We recommend reporting multiple metrics, as they can be quite different.
We propose to use AuROC
as the main metric, and Accuracy
as a secondary metric to compare between models.
To generate a figure like this, run the following:
Step 1: We first calculate the actual statistics from the experiment.
Assume we ran the experiment in experiments/r1_experiments.py
, note that in order to run AMCE, we need to access
low level information saved in .pkl
files.
If r1_experiments.py
was run as is, then pickle files of each model is saved under:
results/preds/exp1_{model}_causal_preds.pkl
.
Run causal_effect_analysis.py
file to generate the AMCE statistics, including computing 95% CI
using Bootstrap.
Note that in the end function, the pickle files are provided as:
category_to_pickle_map = {
'single shot': "results/preds/exp1_text-davinci-002_moral_preds.pkl",
'persona - average': "results/preds/exp5_persona_text-davinci-002_moral_preds.pkl",
'persona - best': "results/preds/exp5_persona_text-davinci-002_moral_preds.pkl",
"ape": "results/preds/exp6_ape_text-davinci-002_moral_preds.pkl"
}
You can modify this to add your own models.
After running this, a result file that contains high-level statistics will be saved under a file like
results/acme_causal_result.json
.
Step 2: We then generate the plot using the result file.
Run experiments/amce_plot.py
file to generate the plot.
This file runs the following method:
visualize_causal_acme('results/methods_acme_causal_result.json', name_mapping=method_name_mapping,
save_fig_name="acme_causal_methods.png")
Note: all plotting method has an optional argument plot_cs_with_normality=False
. This argument is used to change
the factor slightly -- instead of plotting Normal
and Abnormal
, flagging this to be True will introduce two
new factors: Conjunctive Normal
, Conjunctive Abnormal
and Disjunctive Normal
, Disjunctive Abnormal
.
This is used to study the effect of Abnormal deflation in stories with Disjunctive causal structure, and Abnormal inflation in stories with Conjunctive causal structure.

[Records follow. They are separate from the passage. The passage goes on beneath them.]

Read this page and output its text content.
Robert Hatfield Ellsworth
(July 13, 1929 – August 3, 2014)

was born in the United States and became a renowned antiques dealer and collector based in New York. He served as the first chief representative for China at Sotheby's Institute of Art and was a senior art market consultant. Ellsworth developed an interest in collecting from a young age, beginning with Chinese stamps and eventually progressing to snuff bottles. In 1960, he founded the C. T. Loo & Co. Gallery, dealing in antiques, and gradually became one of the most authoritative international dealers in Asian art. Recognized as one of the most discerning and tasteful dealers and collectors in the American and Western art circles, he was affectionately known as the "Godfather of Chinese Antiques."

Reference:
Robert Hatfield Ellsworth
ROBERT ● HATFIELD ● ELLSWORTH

Step 1: See above. The same process is used to generate the result file: results/acme_causal_result.json
.
Step 2: use the following method:
visualize_acme_radar('results/acme_moral_result.json', save_file_name='acme_moral_radar_fig.png')
In order to run OpenAI models, you need to first provide your credential as credential.txt
.
We expect credential.txt
to contain two lines:
secrete key: xxxx
organization key: xxxx
For Anthropic models, we expect a credential file anthro_credential.txt
that is formatted the same as above.
Note: Due to changes in Anthropic Claude APIs, our code (which relies on access to claude-v1
) is no longer runnable.
Running through the entire pipeline (without Social Simulacra) would cost roughly $1000 as of 2023-10-01. This is because the stories are relatively long, and we average performance over 2 prompt templates.
Running Social Simulacra would significantly increase the cost, since we use 25 personas on 2 models, with 2 prompt templates, which would be 100 runs of the entire dataset.
Please report bugs as issues on GitHub.